Solved: Integer Unit vs Floating Point Unit

Max_Rafiandy · ‎12-17-2015

I have written code matrix multiplication program using gcc and Intel Core i7 4790. The matrix multiplication is divided into two, the first one is integer intensive matrix multiplication, the second one is a floating point intensive matrix multiplication. each matrix multiplication has it's own sequence and parallel. My questions are: why the floating point has better speed-up than integer? how many fpu and integer unit of intel core i7 4790? Thanks in advance.

McCalpinJohn · ‎12-18-2015

The Core i7 4790 processor uses the Haswell core and supports the AVX2 instruction set.

For floating-point matrix multiplication, all of the operations can be implemented with the Fused Multiply-Add (FMA) instructions. There are two 256-bit FMA units, so for 64-bit floating-point data the processor can perform the equivalent of 16 floating-point operations per cycle (2 functional units * 4 elements per vector * 2 FP operations per instruction), and for 32-bit floating-point data the processor can perform the equivalent of 32 floating-point operations per cycle (2 functional units * 8 elements per vector * 2 FP operations per instruction.

The Haswell core has no combined multiply/add instructions for integer data types, so the peak performance for packed integers is exactly 1/2 of the peak performance for packed floating-point values. This assumes that you can ignore the top half of each of the multiply results -- under general conditions multiplying two 32-bit integers results in a 64-bit value. Intel processors support a wide variety of instructions for performing multiplication operations on integer data (including packed integer data), but if you need all of the bits of the product then there is (at least) another factor of two reduction in the peak performance.
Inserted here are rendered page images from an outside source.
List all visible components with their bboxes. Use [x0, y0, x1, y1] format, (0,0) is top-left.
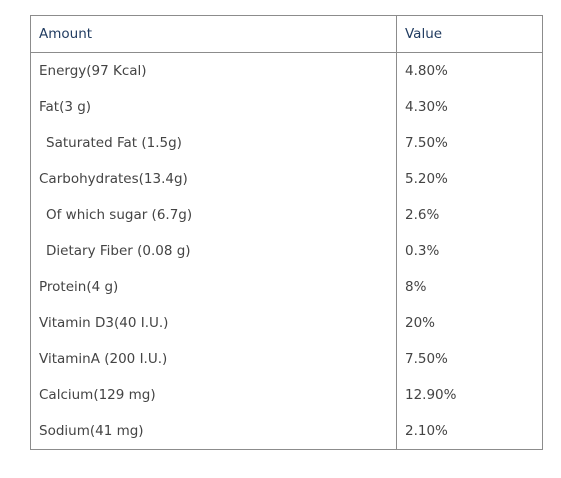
table-row: Vitamin D3(40 I.U.) 20%: [31, 305, 543, 341]
value-cell: 12.90%: [396, 377, 543, 413]
value-cell: 7.50%: [396, 341, 543, 377]
value-cell: 20%: [396, 305, 543, 341]
table-row: Calcium(129 mg) 12.90%: [31, 377, 543, 413]
table-body: Energy(97 Kcal) 4.80% Fat(3 g) 4.30% Sat…: [31, 52, 543, 450]
amount-cell: Sodium(41 mg): [39, 423, 144, 439]
table-row: Protein(4 g) 8%: [31, 269, 543, 305]
value-cell: 7.50%: [396, 125, 543, 161]
amount-cell: Energy(97 Kcal): [39, 63, 147, 79]
table-header: Amount Value: [30, 15, 543, 53]
amount-cell: Calcium(129 mg): [39, 387, 156, 403]
value-cell: 4.80%: [396, 52, 543, 89]
value-cell: 2.10%: [396, 413, 543, 450]
value-cell: 5.20%: [396, 161, 543, 197]
header-row: Amount Value: [30, 15, 543, 53]
table-row: Energy(97 Kcal) 4.80%: [31, 52, 543, 89]
amount-cell: Vitamin D3(40 I.U.): [39, 315, 169, 331]
table-row: Carbohydrates(13.4g) 5.20%: [31, 161, 543, 197]
table-row: Fat(3 g) 4.30%: [31, 89, 543, 125]
table-row: Sodium(41 mg) 2.10%: [31, 413, 543, 450]
value-column-header: Value: [396, 15, 543, 53]
amount-cell: Carbohydrates(13.4g): [39, 171, 188, 187]
amount-cell: Dietary Fiber (0.08 g): [46, 243, 191, 259]
amount-cell: Fat(3 g): [39, 99, 92, 115]
table-row: VitaminA (200 I.U.) 7.50%: [31, 341, 543, 377]
value-cell: 0.3%: [396, 233, 543, 269]
amount-cell: Saturated Fat (1.5g): [46, 135, 182, 151]
amount-cell: Protein(4 g): [39, 279, 119, 295]
value-cell: 8%: [396, 269, 543, 305]
value-cell: 2.6%: [396, 197, 543, 233]
table-row: Saturated Fat (1.5g) 7.50%: [31, 125, 543, 161]
amount-cell: VitaminA (200 I.U.): [39, 351, 168, 367]
nutrition-table: Amount Value Energy(97 Kcal) 4.80% Fat(3…: [30, 15, 543, 450]
value-cell: 4.30%: [396, 89, 543, 125]
table-row: Of which sugar (6.7g) 2.6%: [31, 197, 543, 233]
amount-cell: Of which sugar (6.7g): [46, 207, 193, 223]
amount-column-header: Amount: [30, 15, 397, 53]
table-row: Dietary Fiber (0.08 g) 0.3%: [31, 233, 543, 269]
It is extremely difficult to implement a floating-point matrix multiplication code that approaches the core's peak performance, but the Intel MKL DGEMM function delivers ~92% of the peak performance for large square matrices. On the integer side the lower pipeline latencies reduce the number of accumulators required, but the complexity of dealing with the various types of multiplication more than outweighs this benefit.

View solution in original post

TimP · ‎12-18-2015

I suppose, due to less pipeline depth of integer operations (and lack of integer fma, as John pointed out below), they wouldn't benefit as much from vectorization and unrolling, even if the number of parallel resources are the same. It may take intensive study of your code and the comparisons you make to comment further.

I suppose you could get the fma acceleration for floating point without having coded it explicitly, but your compiler reports would show its use. I would have thought, if you're talking about vector or parallel speedup, you would use fma in the base case as well, so it wouldn't augment your quoted speedup.

McCalpinJohn · ‎12-18-2015

The Core i7 4790 processor uses the Haswell core and supports the AVX2 instruction set.

For floating-point matrix multiplication, all of the operations can be implemented with the Fused Multiply-Add (FMA) instructions. There are two 256-bit FMA units, so for 64-bit floating-point data the processor can perform the equivalent of 16 floating-point operations per cycle (2 functional units * 4 elements per vector * 2 FP operations per instruction), and for 32-bit floating-point data the processor can perform the equivalent of 32 floating-point operations per cycle (2 functional units * 8 elements per vector * 2 FP operations per instruction.

The Haswell core has no combined multiply/add instructions for integer data types, so the peak performance for packed integers is exactly 1/2 of the peak performance for packed floating-point values. This assumes that you can ignore the top half of each of the multiply results -- under general conditions multiplying two 32-bit integers results in a 64-bit value. Intel processors support a wide variety of instructions for performing multiplication operations on integer data (including packed integer data), but if you need all of the bits of the product then there is (at least) another factor of two reduction in the peak performance.

It is extremely difficult to implement a floating-point matrix multiplication code that approaches the core's peak performance, but the Intel MKL DGEMM function delivers ~92% of the peak performance for large square matrices. On the integer side the lower pipeline latencies reduce the number of accumulators required, but the complexity of dealing with the various types of multiplication more than outweighs this benefit.

Max_Rafiandy · ‎12-24-2015

Very clear explanation. these answers solved my problem. Thanks, Tim. Thanks, John.